Our Quantum Image Processing framework provides a user-friendly illustration for understanding the effect of quantum evolution operators on a given state, similar to that of a Bloch Circle, but generalized to N-dimensional states.
Given the mathematical correspondence, we can infer that real-valued quantum states can be represented as images, and thus we can visually observe the effect of applying any real-valued quantum operation to the state through the change in the state’s image representation.
This visualization can be expanded to a procedural generation illustrating the gradual change in the quantum state by gradually applying the operation, i.e., applying an RY as we gradually increase the rotation angle.
What are some areas/industries in which quantum-enabled image processing could be used?

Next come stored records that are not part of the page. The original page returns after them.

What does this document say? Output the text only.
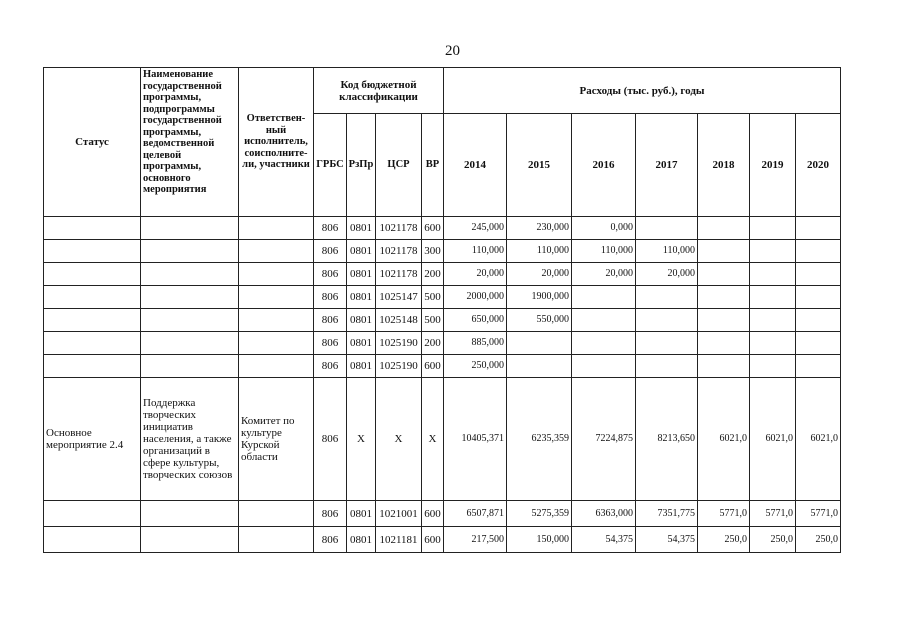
20
Статус	Наименование государственной программы, подпрограммы государственной программы, ведомственной целевой программы, основного мероприятия	Ответствен-ный исполнитель, соисполните-ли, участники	Код бюджетной классификации				Расходы (тыс. руб.), годы						
			ГРБС	РзПр	ЦСР	ВР	2014	2015	2016	2017	2018	2019	2020
			806	0801	1021178	600	245,000	230,000	0,000				
			806	0801	1021178	300	110,000	110,000	110,000	110,000			
			806	0801	1021178	200	20,000	20,000	20,000	20,000			
			806	0801	1025147	500	2000,000	1900,000					
			806	0801	1025148	500	650,000	550,000					
			806	0801	1025190	200	885,000						
			806	0801	1025190	600	250,000						
Основное мероприятие 2.4	Поддержка творческих инициатив населения, а также организаций в сфере культуры, творческих союзов	Комитет по культуре Курской области	806	X	X	X	10405,371	6235,359	7224,875	8213,650	6021,0	6021,0	6021,0
			806	0801	1021001	600	6507,871	5275,359	6363,000	7351,775	5771,0	5771,0	5771,0
			806	0801	1021181	600	217,500	150,000	54,375	54,375	250,0	250,0	250,0
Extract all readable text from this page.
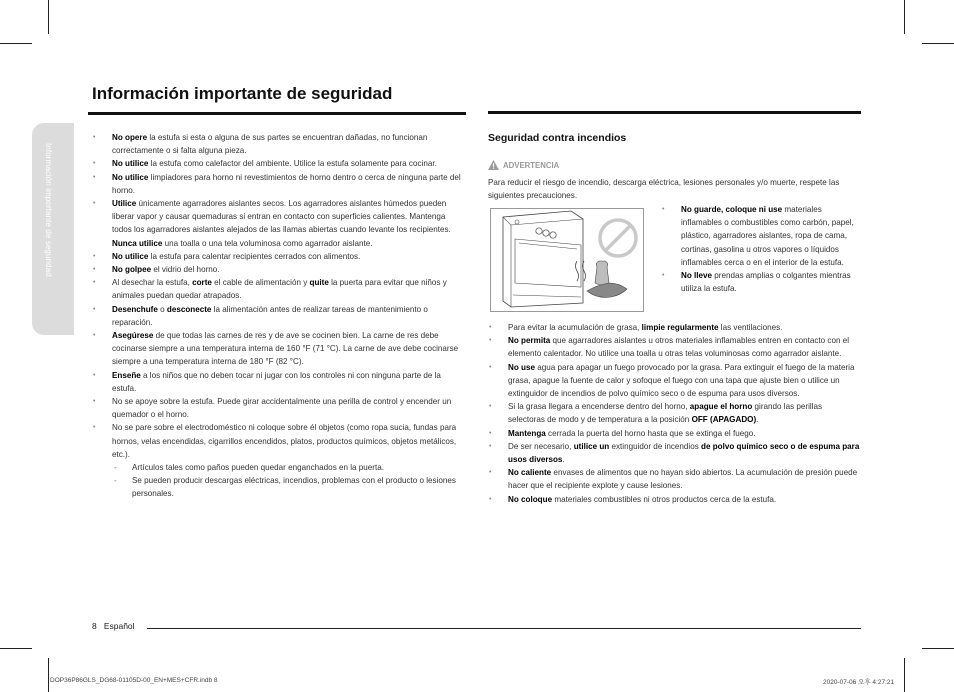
Información importante de seguridad
Información importante de seguridad
• No opere la estufa si esta o alguna de sus partes se encuentran dañadas, no funcionan correctamente o si falta alguna pieza.
• No utilice la estufa como calefactor del ambiente. Utilice la estufa solamente para cocinar.
• No utilice limpiadores para horno ni revestimientos de horno dentro o cerca de ninguna parte del horno.
• Utilice únicamente agarradores aislantes secos. Los agarradores aislantes húmedos pueden liberar vapor y causar quemaduras si entran en contacto con superficies calientes. Mantenga todos los agarradores aislantes alejados de las llamas abiertas cuando levante los recipientes. Nunca utilice una toalla o una tela voluminosa como agarrador aislante.
• No utilice la estufa para calentar recipientes cerrados con alimentos.
• No golpee el vidrio del horno.
• Al desechar la estufa, corte el cable de alimentación y quite la puerta para evitar que niños y animales puedan quedar atrapados.
• Desenchufe o desconecte la alimentación antes de realizar tareas de mantenimiento o reparación.
• Asegúrese de que todas las carnes de res y de ave se cocinen bien. La carne de res debe cocinarse siempre a una temperatura interna de 160 °F (71 °C). La carne de ave debe cocinarse siempre a una temperatura interna de 180 °F (82 °C).
• Enseñe a los niños que no deben tocar ni jugar con los controles ni con ninguna parte de la estufa.
• No se apoye sobre la estufa. Puede girar accidentalmente una perilla de control y encender un quemador o el horno.
• No se pare sobre el electrodoméstico ni coloque sobre él objetos (como ropa sucia, fundas para hornos, velas encendidas, cigarrillos encendidos, platos, productos químicos, objetos metálicos, etc.).
- Artículos tales como paños pueden quedar enganchados en la puerta.
- Se pueden producir descargas eléctricas, incendios, problemas con el producto o lesiones personales.
Seguridad contra incendios
ADVERTENCIA
Para reducir el riesgo de incendio, descarga eléctrica, lesiones personales y/o muerte, respete las siguientes precauciones.
• No guarde, coloque ni use materiales inflamables o combustibles como carbón, papel, plástico, agarradores aislantes, ropa de cama, cortinas, gasolina u otros vapores o líquidos inflamables cerca o en el interior de la estufa.
• No lleve prendas amplias o colgantes mientras utiliza la estufa.
• Para evitar la acumulación de grasa, limpie regularmente las ventilaciones.
• No permita que agarradores aislantes u otros materiales inflamables entren en contacto con el elemento calentador. No utilice una toalla u otras telas voluminosas como agarrador aislante.
• No use agua para apagar un fuego provocado por la grasa. Para extinguir el fuego de la materia grasa, apague la fuente de calor y sofoque el fuego con una tapa que ajuste bien o utilice un extinguidor de incendios de polvo químico seco o de espuma para usos diversos.
• Si la grasa llegara a encenderse dentro del horno, apague el horno girando las perillas selectoras de modo y de temperatura a la posición OFF (APAGADO).
• Mantenga cerrada la puerta del horno hasta que se extinga el fuego.
• De ser necesario, utilice un extinguidor de incendios de polvo químico seco o de espuma para usos diversos.
• No caliente envases de alimentos que no hayan sido abiertos. La acumulación de presión puede hacer que el recipiente explote y cause lesiones.
• No coloque materiales combustibles ni otros productos cerca de la estufa.
8 Español
DOP36P86GLS_DG68-01105D-00_EN+MES+CFR.indb 8	2020-07-06 오후 4:27:21
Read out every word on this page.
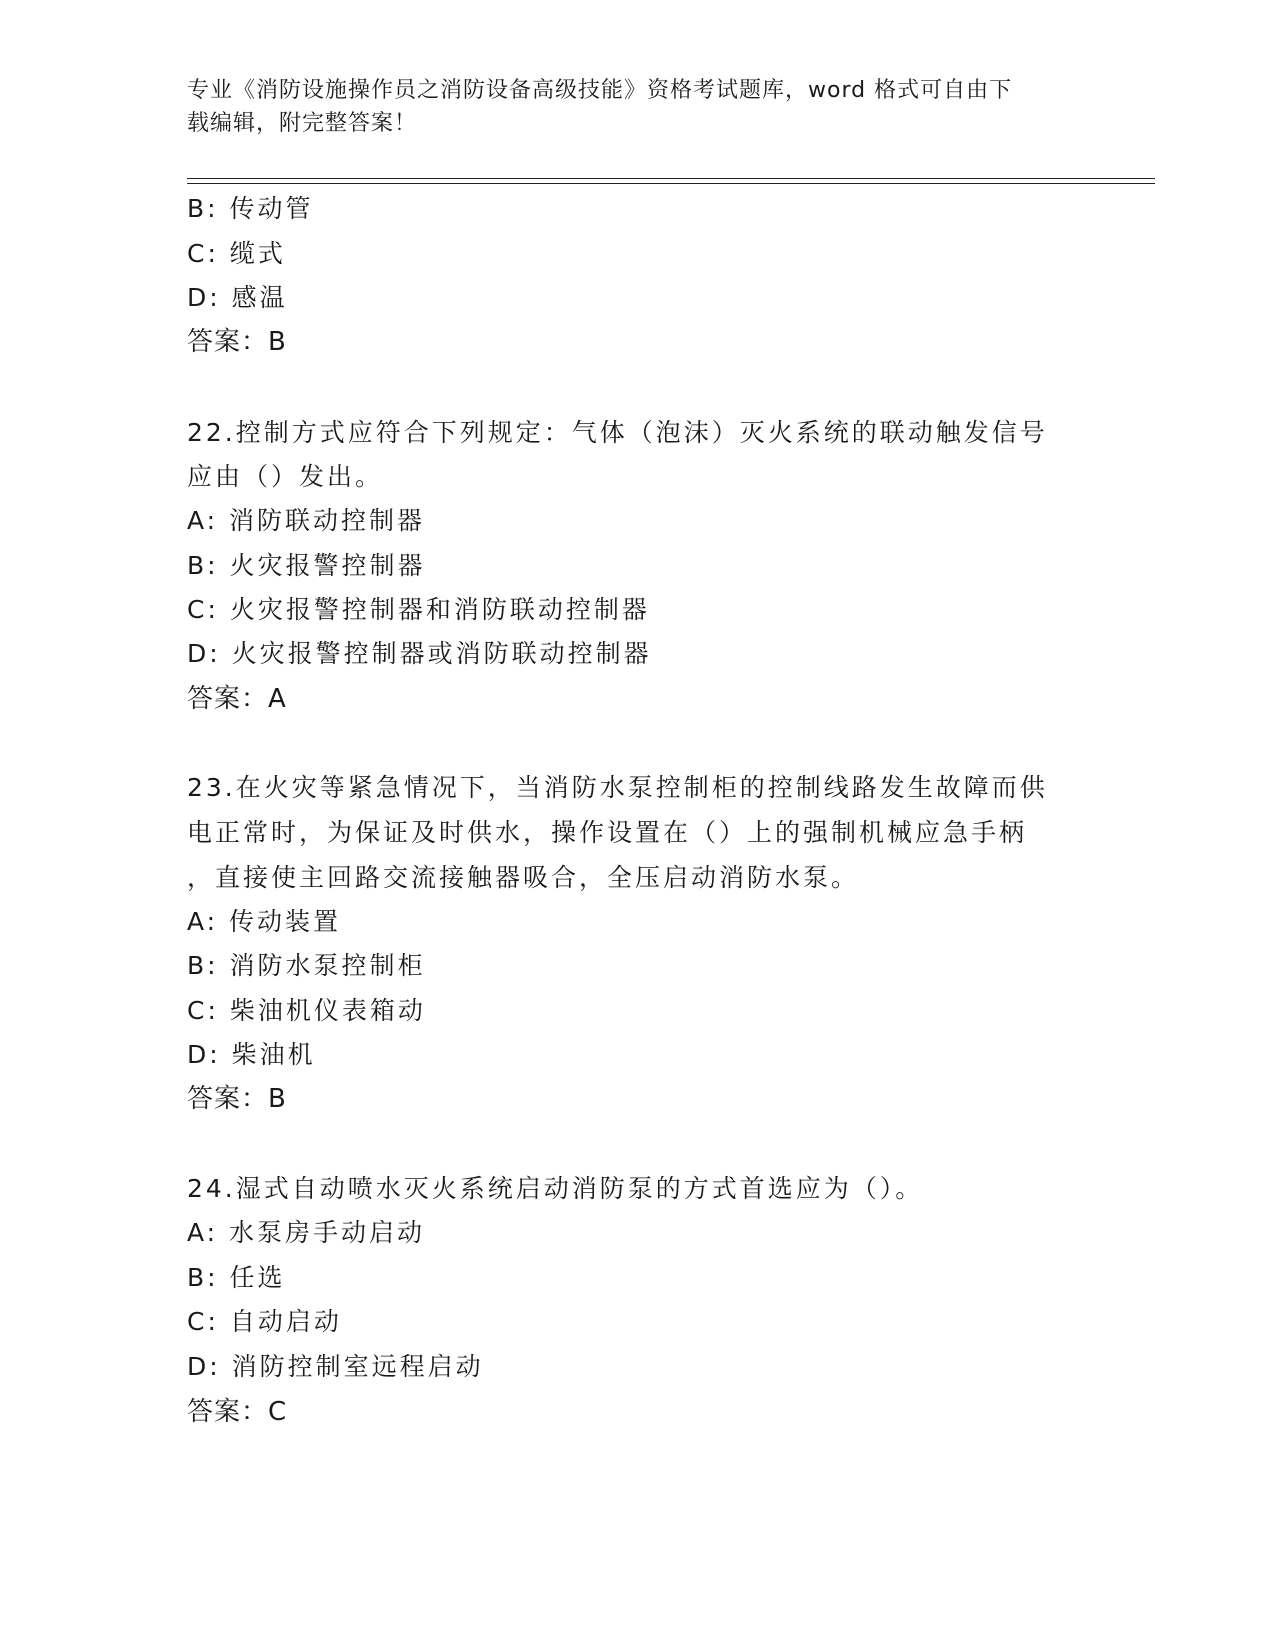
专业《消防设施操作员之消防设备高级技能》资格考试题库，word 格式可自由下
载编辑，附完整答案！
B: 传动管
C: 缆式
D: 感温
答案：B
22.控制方式应符合下列规定：气体（泡沫）灭火系统的联动触发信号
应由（）发出。
A: 消防联动控制器
B: 火灾报警控制器
C: 火灾报警控制器和消防联动控制器
D: 火灾报警控制器或消防联动控制器
答案：A
23.在火灾等紧急情况下，当消防水泵控制柜的控制线路发生故障而供
电正常时，为保证及时供水，操作设置在（）上的强制机械应急手柄
，直接使主回路交流接触器吸合，全压启动消防水泵。
A: 传动装置
B: 消防水泵控制柜
C: 柴油机仪表箱动
D: 柴油机
答案：B
24.湿式自动喷水灭火系统启动消防泵的方式首选应为（）。
A: 水泵房手动启动
B: 任选
C: 自动启动
D: 消防控制室远程启动
答案：C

Quantum image processing can be applied to virtually any image processing task present in the industry, and some examples which would considerably benefit from such a quantum-enabled model would be medical Imaging (e.g., cancer detection, disease classification, segmentation for neurological diseases), satellite Imaging (e.g., object detection, land cover and land use detection, and change detection), and real-time unmanned vehicle routing (e.g., autonomous vehicles, unmanned drones, and robotics).
Quantum-enabled image processing obviates the need to remove certain features for a faster inferenc, a necessary step in classical Deep Learning models. Therefore, using quantum techniques, we can capture and retain more information. In the case of medical imaging, the ability to retain key information content may be the difference between finding a small tumor or not.
We look forward to seeing what the Qualition team does next!